We homeschool year round. This allows us to take lots of small breaks throughout the year, and right now we are on our Easter break. I hate to call it a "break" from school though, because homeschooling is such a lifestyle and our days and routine stay pretty much the same whether we are having a "school day" or not. The main difference is that we avoid deskwork on days that we are on a "break". We use Mother of Divine Grace, a Catholic classical curriculum that is very mom-friendly, very gentle on young children, and leaves lots of time for the Charlotte Mason type of learning I am so fond of. On days that we are on a break, we will spend our desk time outside on nature walks, doing science and art projects, liturgical year projects, extra read alouds,,,whatever suits our fancy. Occasionally life circumstances combine to give you a great learning opportunity, and when that happens, break or not, desk time is set aside. Yesterday, we researched how to protect young trees from cold nighttime temperatures. We took a trip to the city compost to buy some mulch and got to see the remains of our yard waste in different stages of breakdown. We planted our young dogwood trees and found many earthworms in the soil, which lead to a discussion from a recent science chapter about how important earthworms are to the yard and garden. Today, we built a flowerbed around the trees. The kids named "their" trees, drew them in their nature journals, and measured them. We saved Kain's for when he was home from school so he could get in on the fun as well. You can barely make out Kain's tree in the picture, but it is there! :)

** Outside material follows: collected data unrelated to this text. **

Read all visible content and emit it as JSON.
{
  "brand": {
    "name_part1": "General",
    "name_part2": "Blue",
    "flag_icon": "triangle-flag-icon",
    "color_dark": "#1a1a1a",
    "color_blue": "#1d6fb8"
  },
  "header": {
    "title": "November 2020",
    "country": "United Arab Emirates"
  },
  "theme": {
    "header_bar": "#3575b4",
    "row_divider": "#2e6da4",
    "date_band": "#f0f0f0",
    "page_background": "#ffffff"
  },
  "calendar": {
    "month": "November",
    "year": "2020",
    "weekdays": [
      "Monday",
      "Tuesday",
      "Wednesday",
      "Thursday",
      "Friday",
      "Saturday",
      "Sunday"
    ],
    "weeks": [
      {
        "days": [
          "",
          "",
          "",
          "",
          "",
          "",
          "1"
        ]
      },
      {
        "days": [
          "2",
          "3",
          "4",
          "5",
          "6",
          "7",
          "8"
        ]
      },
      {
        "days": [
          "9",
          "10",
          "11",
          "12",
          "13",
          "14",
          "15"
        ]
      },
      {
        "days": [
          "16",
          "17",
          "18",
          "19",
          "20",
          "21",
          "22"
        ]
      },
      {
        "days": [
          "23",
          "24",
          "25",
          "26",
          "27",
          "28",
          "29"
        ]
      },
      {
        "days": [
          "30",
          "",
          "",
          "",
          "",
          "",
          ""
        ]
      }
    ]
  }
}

Then we ended up throwing maple tree seeds into the air and watching them spiral to the ground, which lead to an impromptu experiment from the upstairs deck to see which sized seeds fell the fastest and furthest.

I love it when learning happens so naturally. It makes me want to switch to doing Charlotte Mason "full time". But really, I know that I need more structure than that, especially as Maria gets older. Still, just keeping your mind open to the methods and looking for opportunities is something.

When the nights get (and stay) a bit warmer we will plant some flowers around our baby trees.